To deal with this impending digital payments regulatory implementation, the payments industry will need to build the right products to cope with SCA. Payments company, Stripe has been active in this regard. In what appears to be a move specifically with these regulations in mind, the company acquired Dublin-based Touchtech Payments earlier this month. Touchtech provides SCA technology to fintech companies such as N26 and Transferwise.
Last week, the company launched Stripe Billing – a product which seems to be geared towards the new regulation. Stripe claim that it will make SCA compliance easier when it comes to online subscriptions. The press release states that the product will “help companies automatically identify precisely which charges require SCA and send customisable emails to subscribers when additional authentication is needed, reducing customer attrition and revenue loss”.
Furthermore, it will be necessary for these payments service providers collaborate with banks in an effort to try to provide for a smooth transition, given that the banks are the ones who will interpret SCA rules in the main.
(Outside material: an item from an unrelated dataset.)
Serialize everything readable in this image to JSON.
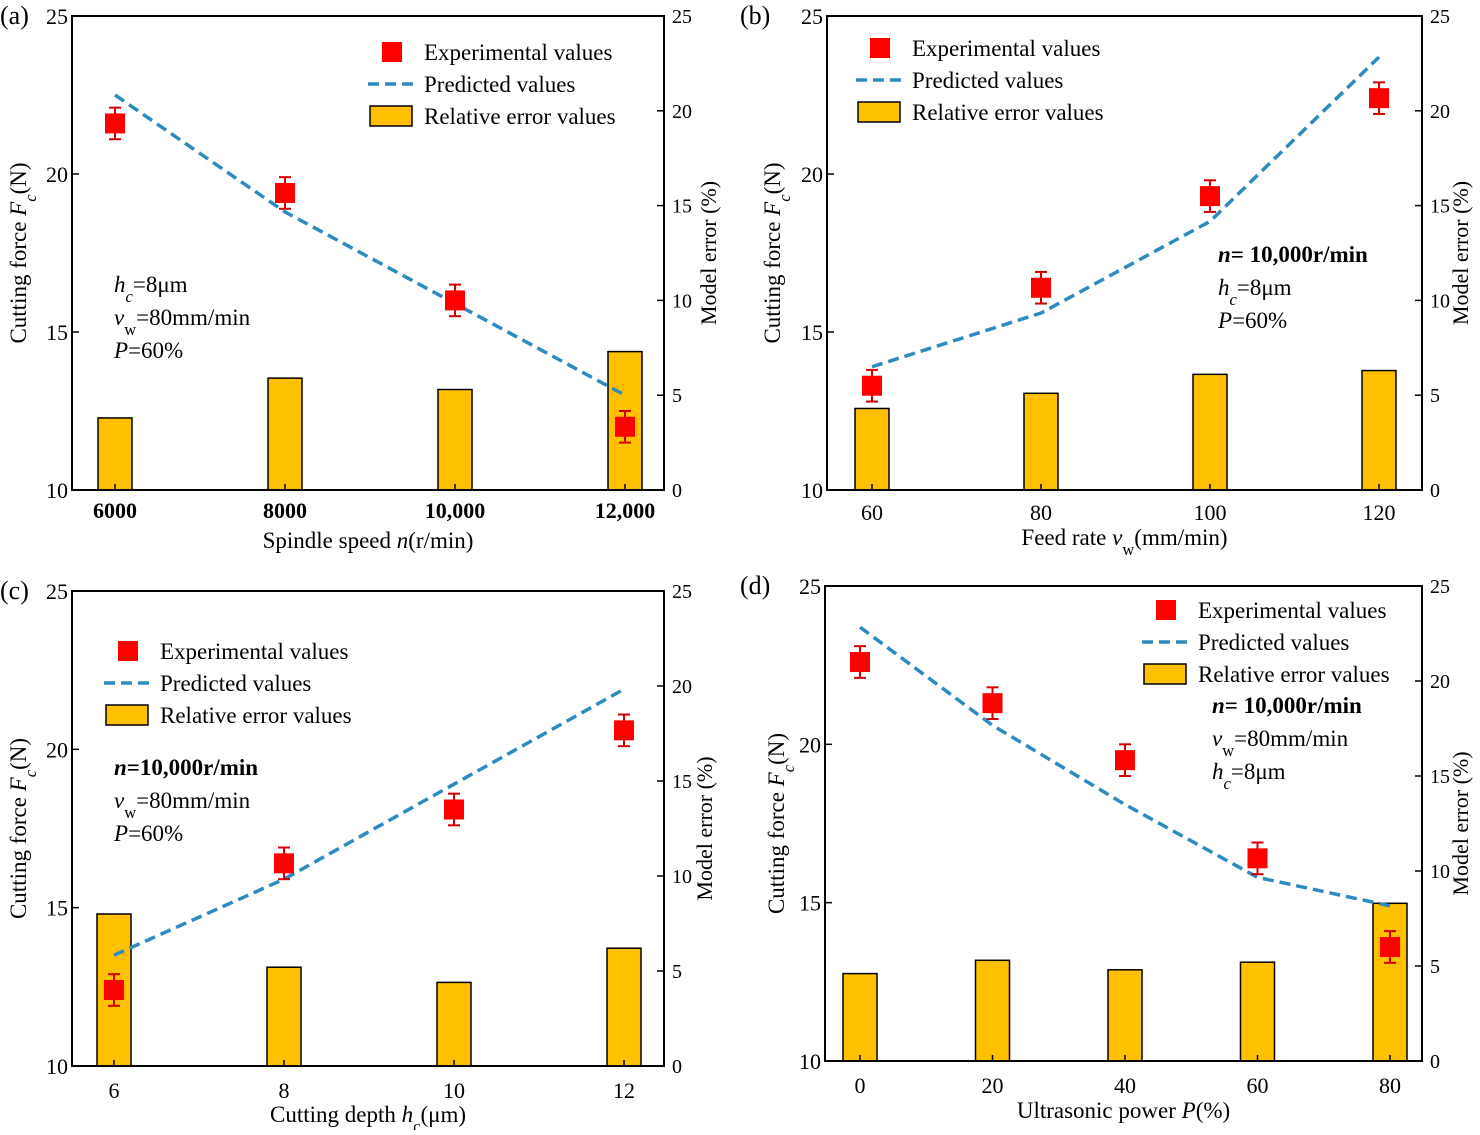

Education of online merchants as to the regulations that are being applied is going to be paramount. Only 25% of online merchants are currently aware of the SCA and their obligations relative to the SCA. This lack of awareness is particularly acute when it comes to the smaller ecommerce businesses.
On Tuesday, Ecommerce Europe – a pan-European representative body for the digital commerce sector in the region – published a guidance document in an effort to help merchants prepare for the application of the SCA. Such measures will go some way towards bridging the knowledge gap pertinent to the regulation.
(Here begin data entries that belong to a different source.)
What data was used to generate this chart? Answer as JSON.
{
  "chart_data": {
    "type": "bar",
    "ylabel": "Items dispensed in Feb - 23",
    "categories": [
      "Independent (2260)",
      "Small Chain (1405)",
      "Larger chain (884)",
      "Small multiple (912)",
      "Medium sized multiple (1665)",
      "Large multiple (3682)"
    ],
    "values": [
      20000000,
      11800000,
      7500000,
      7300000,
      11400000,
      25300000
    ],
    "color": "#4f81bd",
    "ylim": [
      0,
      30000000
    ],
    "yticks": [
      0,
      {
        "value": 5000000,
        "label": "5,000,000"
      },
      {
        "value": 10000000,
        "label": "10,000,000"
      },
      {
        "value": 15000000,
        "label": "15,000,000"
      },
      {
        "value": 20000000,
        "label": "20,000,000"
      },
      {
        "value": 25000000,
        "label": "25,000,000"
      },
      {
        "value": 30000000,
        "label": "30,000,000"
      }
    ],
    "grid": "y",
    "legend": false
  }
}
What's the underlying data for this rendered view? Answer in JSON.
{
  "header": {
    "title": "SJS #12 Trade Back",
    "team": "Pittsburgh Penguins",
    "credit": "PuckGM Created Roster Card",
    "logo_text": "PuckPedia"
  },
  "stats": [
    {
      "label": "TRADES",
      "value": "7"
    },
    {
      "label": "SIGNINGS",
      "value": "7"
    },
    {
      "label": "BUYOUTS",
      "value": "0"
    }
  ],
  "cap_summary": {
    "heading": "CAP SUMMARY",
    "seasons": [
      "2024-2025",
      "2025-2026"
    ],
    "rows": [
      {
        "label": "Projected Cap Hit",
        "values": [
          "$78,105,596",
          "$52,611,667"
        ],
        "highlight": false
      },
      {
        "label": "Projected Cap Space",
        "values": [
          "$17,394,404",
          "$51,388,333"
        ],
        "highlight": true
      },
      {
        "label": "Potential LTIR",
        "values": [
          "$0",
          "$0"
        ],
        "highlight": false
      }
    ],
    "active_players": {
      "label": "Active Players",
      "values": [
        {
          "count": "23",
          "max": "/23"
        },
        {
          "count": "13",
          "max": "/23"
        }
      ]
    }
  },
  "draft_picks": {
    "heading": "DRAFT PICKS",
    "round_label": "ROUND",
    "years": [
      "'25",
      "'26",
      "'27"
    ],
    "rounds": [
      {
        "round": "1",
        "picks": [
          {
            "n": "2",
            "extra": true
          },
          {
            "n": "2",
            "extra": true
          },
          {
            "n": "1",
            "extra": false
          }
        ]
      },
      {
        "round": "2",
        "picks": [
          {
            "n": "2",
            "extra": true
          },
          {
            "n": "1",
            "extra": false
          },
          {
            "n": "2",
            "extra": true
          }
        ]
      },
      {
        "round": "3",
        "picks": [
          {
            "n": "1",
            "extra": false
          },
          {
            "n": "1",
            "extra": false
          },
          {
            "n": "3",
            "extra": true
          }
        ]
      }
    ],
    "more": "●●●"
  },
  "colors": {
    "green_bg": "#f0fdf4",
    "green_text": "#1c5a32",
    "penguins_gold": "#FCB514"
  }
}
According to the Global Unified Commerce Forecast from 451 Research, digital sales will have a compound annual growth rate of 17% in Europe over the next few years. This will reach an overall sales point of $1 trillion by 2022. This regulation may prove to be a bump in the road in terms of that upward trend. It will be necessary for industry stakeholders to adapt to the requirement and ensure that the customer journey and experience is maintained positively.